AI can now recognize handwritten zip codes and even recognize song samples. Researchers now believe the same process used to assist machines to learn skills can also be used to learn new things they were once incapable of doing.

The company responsible for this new breed of AI is called DeepMind, which was purchased by Google for US$500 million. Formed by computer scientist Demis Hassabis and his team of 50 employees, they developed new AI technologies utilized by computers to perform a wide variety of tasks.

The system used for this AI is called the Deep-Q-Network that allows the artificial mind to absorb and learn new tasks. The processes consist of two parts. One involves a deep neural network that observes the pixels in the game and learns to make moves based on present conditions.

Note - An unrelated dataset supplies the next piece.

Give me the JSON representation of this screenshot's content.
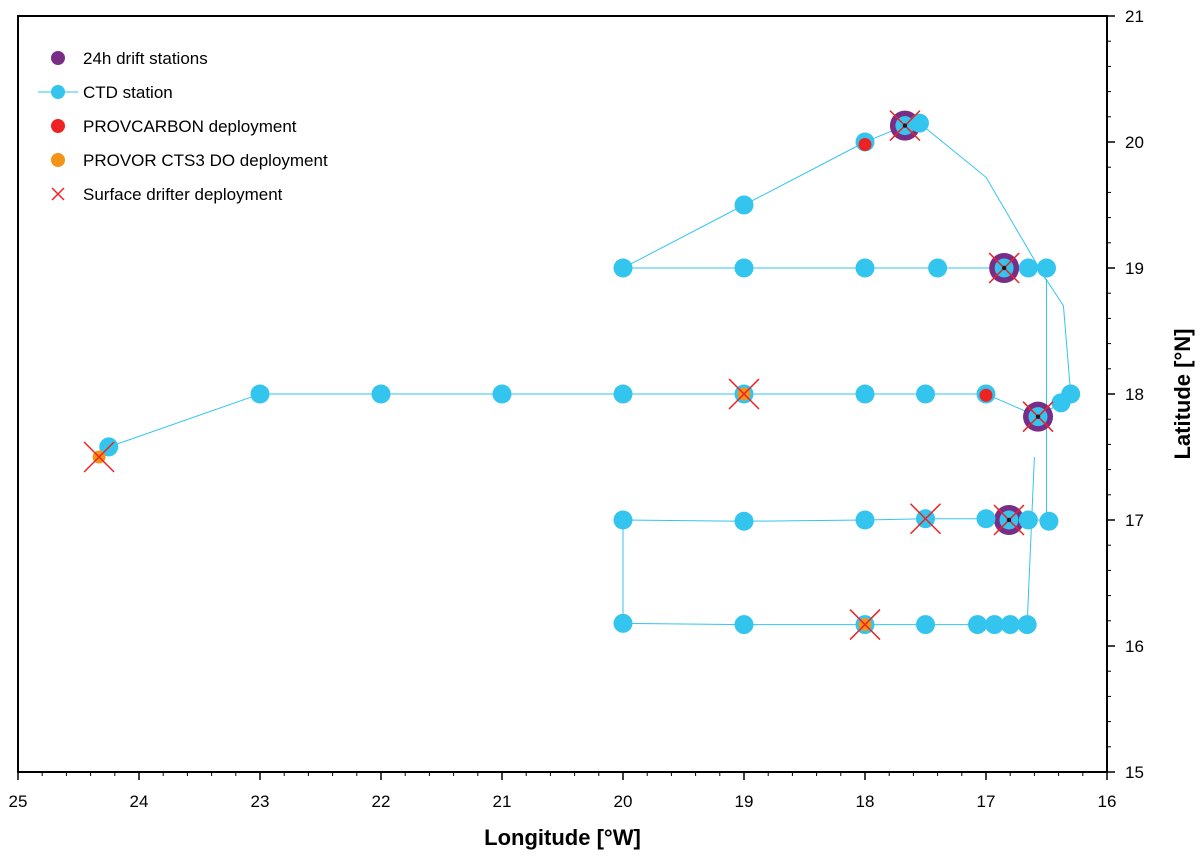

The other process is called Q-learning that enables the computer to pinpoint which moves are the most effective by recording and analyzing how points can be gathered after a number of different sequences of moves, and then repeating those that are most effective.

Researchers compare this to reward structuring found in animal and human brains.

To test this new AI and its problem solving skills, the machines played a classic video game called Breakout where a ball is bounced against a wall. Without any human guidance, the artificial mind quickly learned several tricks used by human players like targeting the ball at the same spot on the wall to accumulate more points.

According to Tomaso Poggio from the Massachusetts Institute of Technology, this ability suggests computers can now learn similar, realistic tasks like driving a car. It can eventually learn abstract reasoning and even social perception.

Some 49 classic Atari arcade games from the 1980s were used for the AI experiment. These games were chosen since they're simple enough for the machines to learn but also complex enough that winning isn't by chance.

This study was published in the journal, Nature.